Number of Points on the Jacobian of a Hyperelliptic Curve Consider a genus 2 hyperelliptic curve $X$ over a finite field $\mathbb{F}_{p^{k}}$ for $k \leq 4$. Let $J$ be the Jacobian of $X$. Is there a relation between the zeta function of $X/\mathbb{F}_{p^{k}}$ and $\#J(\mathbb{F}_{p^{k}})$?
 A: In fact, you do not have to assume anything about the genus, nor is it relevant that the curve is hyperelliptic, nor does the cardinality of the finite field matter:
Theorem. Let $C$ be a smooth projective curve of genus $g$ over a finite field $\mathbb F_q$ and let
$$ Z(C;t)=\frac{L(t)}{(1-t)(1-qt)} $$
denote the zeta function of $C$, where $L(t)\in\mathbb Z[t]$. Then the number of $\mathbb F_q$-rational points on the Jacobian $J$ of $C$ equals $L(1)$.

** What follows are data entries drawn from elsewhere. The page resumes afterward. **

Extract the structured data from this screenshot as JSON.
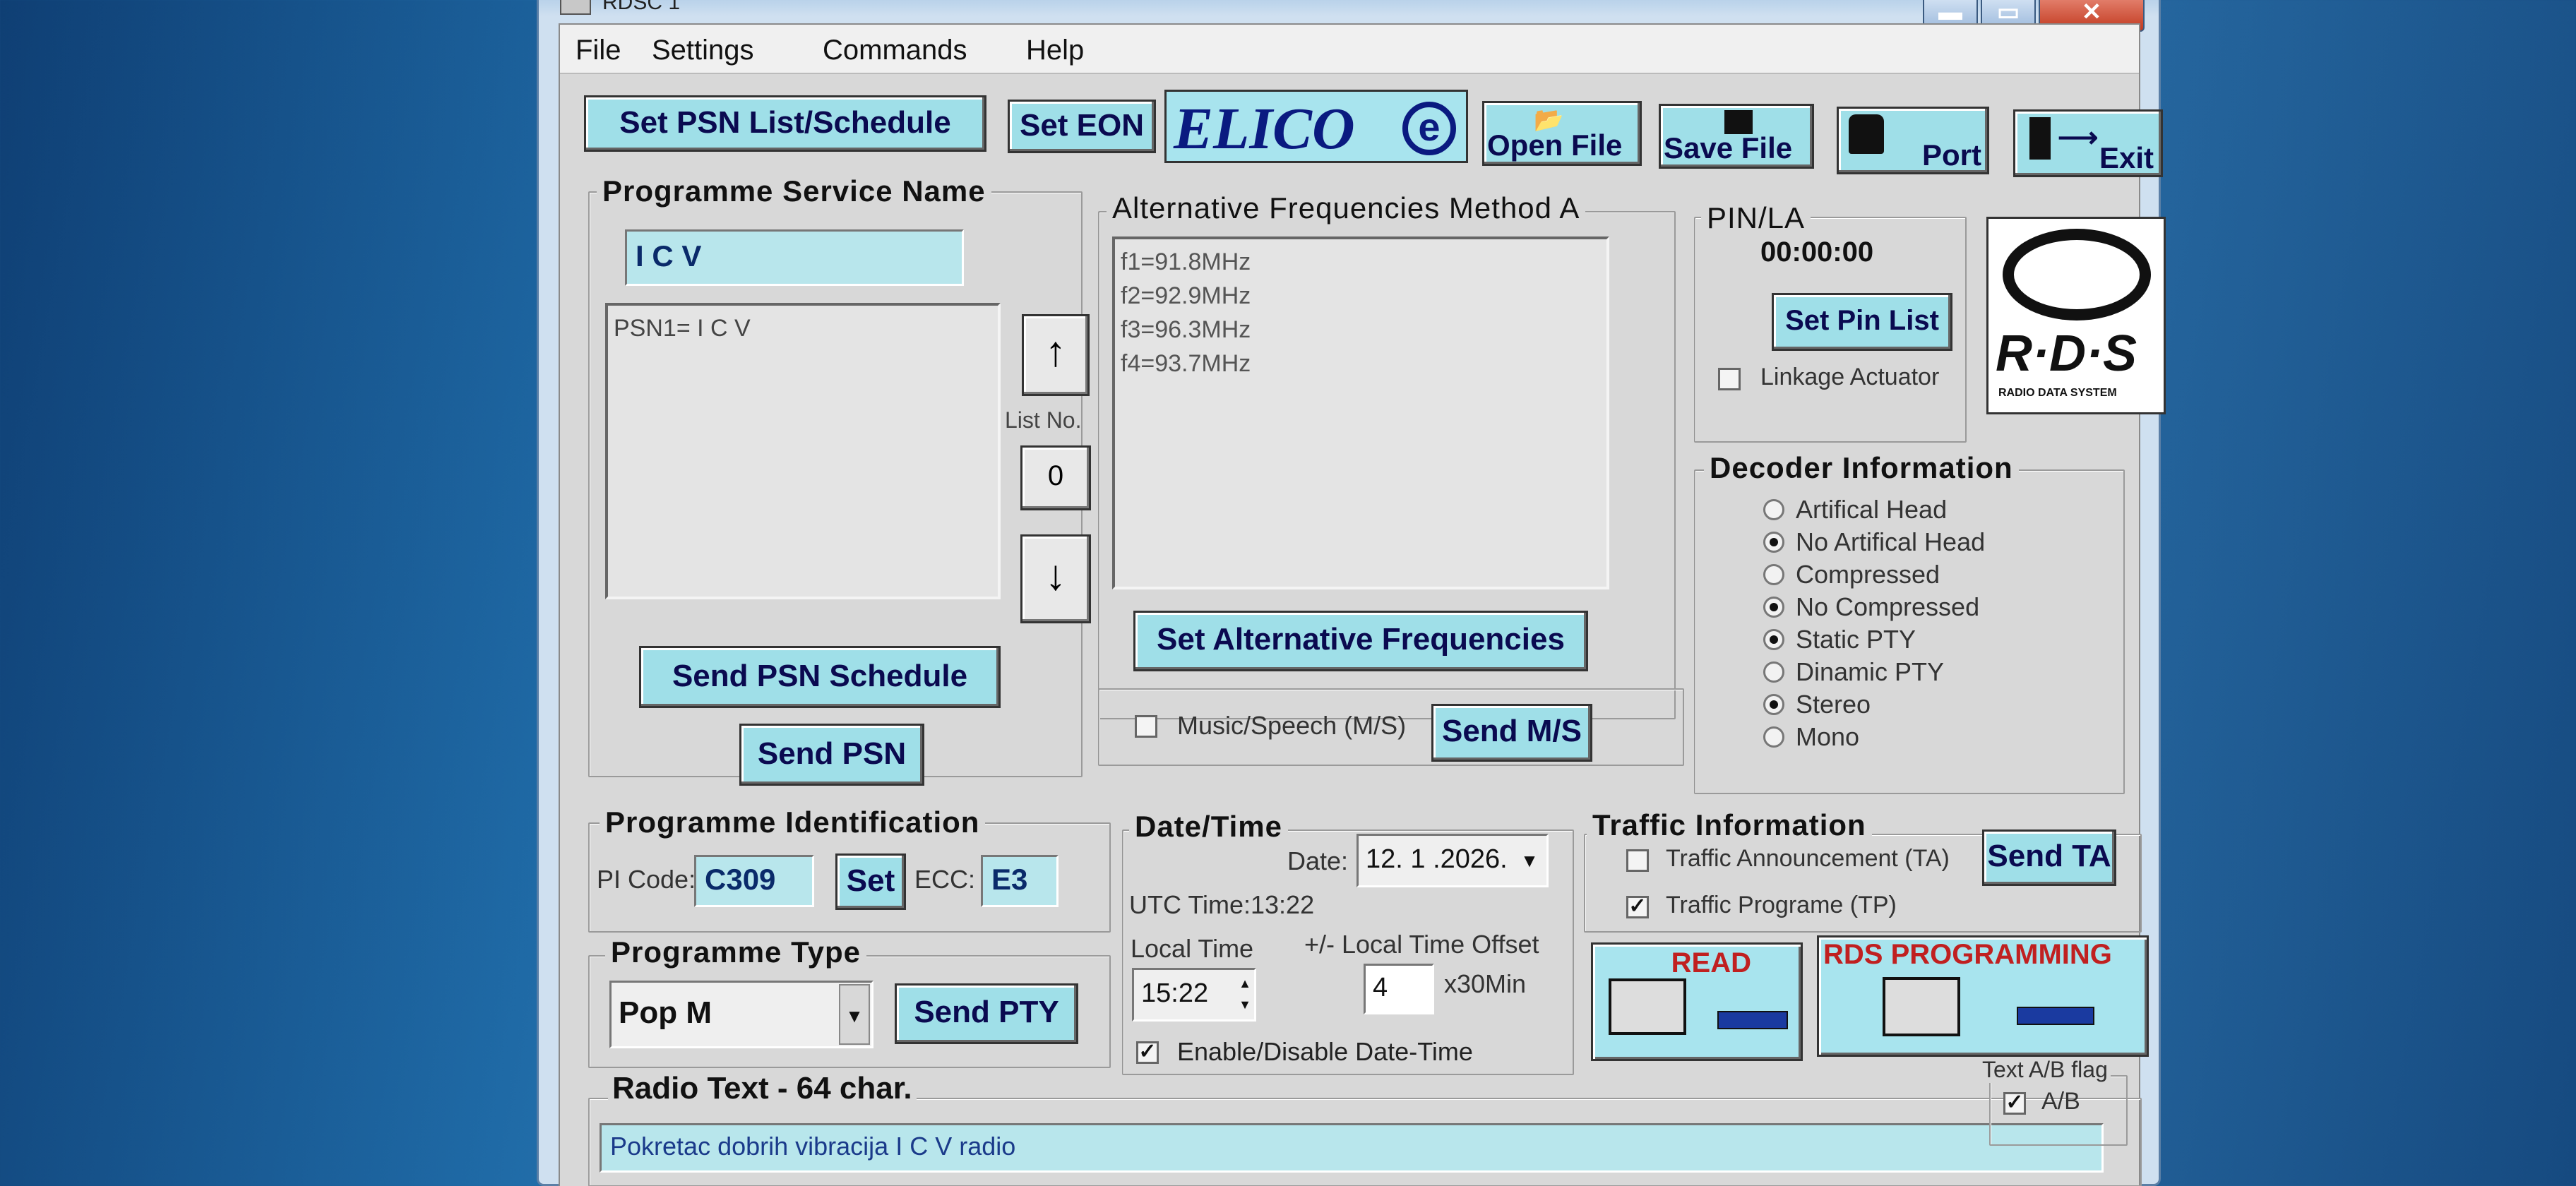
{
  "window": {
    "title": "RDSC 1"
  },
  "menu": [
    "File",
    "Settings",
    "Commands",
    "Help"
  ],
  "toolbar": {
    "set_psn_list": "Set PSN List/Schedule",
    "set_eon": "Set EON",
    "logo_text": "ELICO",
    "open_file": "Open File",
    "save_file": "Save File",
    "port": "Port",
    "exit": "Exit"
  },
  "psn": {
    "title": "Programme Service Name",
    "value": "I C V",
    "list": [
      "PSN1= I C V"
    ],
    "list_no_label": "List No.",
    "list_no": "0",
    "up": "↑",
    "down": "↓",
    "send_schedule": "Send PSN Schedule",
    "send": "Send PSN"
  },
  "af": {
    "title": "Alternative Frequencies Method A",
    "items": [
      "f1=91.8MHz",
      "f2=92.9MHz",
      "f3=96.3MHz",
      "f4=93.7MHz"
    ],
    "set_button": "Set Alternative Frequencies",
    "ms_label": "Music/Speech (M/S)",
    "ms_checked": false,
    "send_ms": "Send M/S"
  },
  "pin": {
    "title": "PIN/LA",
    "time": "00:00:00",
    "set_button": "Set Pin List",
    "linkage_label": "Linkage Actuator",
    "linkage_checked": false
  },
  "rds_logo": {
    "text": "R·D·S",
    "sub": "RADIO DATA SYSTEM"
  },
  "decoder": {
    "title": "Decoder Information",
    "options": [
      {
        "label": "Artifical Head",
        "on": false
      },
      {
        "label": "No Artifical Head",
        "on": true
      },
      {
        "label": "Compressed",
        "on": false
      },
      {
        "label": "No Compressed",
        "on": true
      },
      {
        "label": "Static PTY",
        "on": true
      },
      {
        "label": "Dinamic PTY",
        "on": false
      },
      {
        "label": "Stereo",
        "on": true
      },
      {
        "label": "Mono",
        "on": false
      }
    ]
  },
  "pi": {
    "title": "Programme Identification",
    "code_label": "PI Code:",
    "code": "C309",
    "set": "Set",
    "ecc_label": "ECC:",
    "ecc": "E3"
  },
  "pty": {
    "title": "Programme Type",
    "value": "Pop M",
    "send": "Send PTY"
  },
  "datetime": {
    "title": "Date/Time",
    "date_label": "Date:",
    "date": "12. 1 .2026.",
    "utc": "UTC Time:13:22",
    "local_label": "Local Time",
    "local_value": "15:22",
    "offset_label": "+/- Local Time Offset",
    "offset_value": "4",
    "offset_unit": "x30Min",
    "enable_label": "Enable/Disable Date-Time",
    "enable_checked": true
  },
  "traffic": {
    "title": "Traffic Information",
    "ta_label": "Traffic Announcement (TA)",
    "ta_checked": false,
    "send_ta": "Send TA",
    "tp_label": "Traffic Programe (TP)",
    "tp_checked": true
  },
  "read_panel": {
    "label": "READ"
  },
  "prog_panel": {
    "label": "RDS PROGRAMMING"
  },
  "radiotext": {
    "title": "Radio Text - 64 char.",
    "value": "Pokretac dobrih vibracija I C V radio",
    "ab_title": "Text A/B flag",
    "ab_label": "A/B",
    "ab_checked": true
  }
}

Proof. Let $\ell$ denote a prime distinct from $\operatorname{char}\mathbb F_q$. The $q$-power Frobenius endomorphism of $C$ induces a purely inseparable isogeny $\varphi$ of degree $q$ of $J$, and thereby an endomorphism $T_\ell(\varphi)$ of the $\ell$-adic Tate module $T_\ell(J)$. The number of $\mathbb F_q$-rational points of $J$ is the number of fixed points of $\varphi$, and since $1-\varphi$ is a separable isogeny, we have
$$ \#J(\mathbb F_q) = \#\ker(1-\varphi) = \deg(1-\varphi) = \det(1-T_\ell(\varphi)) \text. $$
By definition, this equals $\chi_\varphi(1)$, where $\chi_\varphi(t)$ is the characteristic polynomial of $T_\ell(\varphi)$.
Now note that the Tate module is a special case of $\ell$-adic cohomology: There is a natural isomorphism
$$ T_\ell(J)\otimes_{\mathbb Z_l}\mathbb Q_\ell \cong H^1(C,\mathbb Q_\ell) \text, $$
hence we may apply the Lefschetz trace formula for $\ell$-adic cohomology (and some linear algebra) to deduce
$$ L(t) = \det(1-t\varphi^\ast\mid H^1(C,\mathbb Q_\ell)) \text. $$
Since $H^1(C,\mathbb Q_\ell)$ is $2g$-dimensional, this implies
$$ L(t) = t^{2g}\det(1/t-\varphi^\ast\mid H^1(C,\mathbb Q_\ell) = t^{2g}\chi_\varphi(1/t) \text. $$
Note this is the "reverse polynomial" of $\chi_\varphi(t)$, i.e., it has the same coefficients in reversed order.
Together with the above, evaluating this at $1$ shows the claim
$$ \#J(\mathbb F_q) = L(1) \text. \tag*{$\square$}$$
A reference for this is Section 5.2.2 and 8.1.1 of Cohen and Frey's Handbook of Elliptic and Hyperelliptic Curve Cryptography, 1st ed.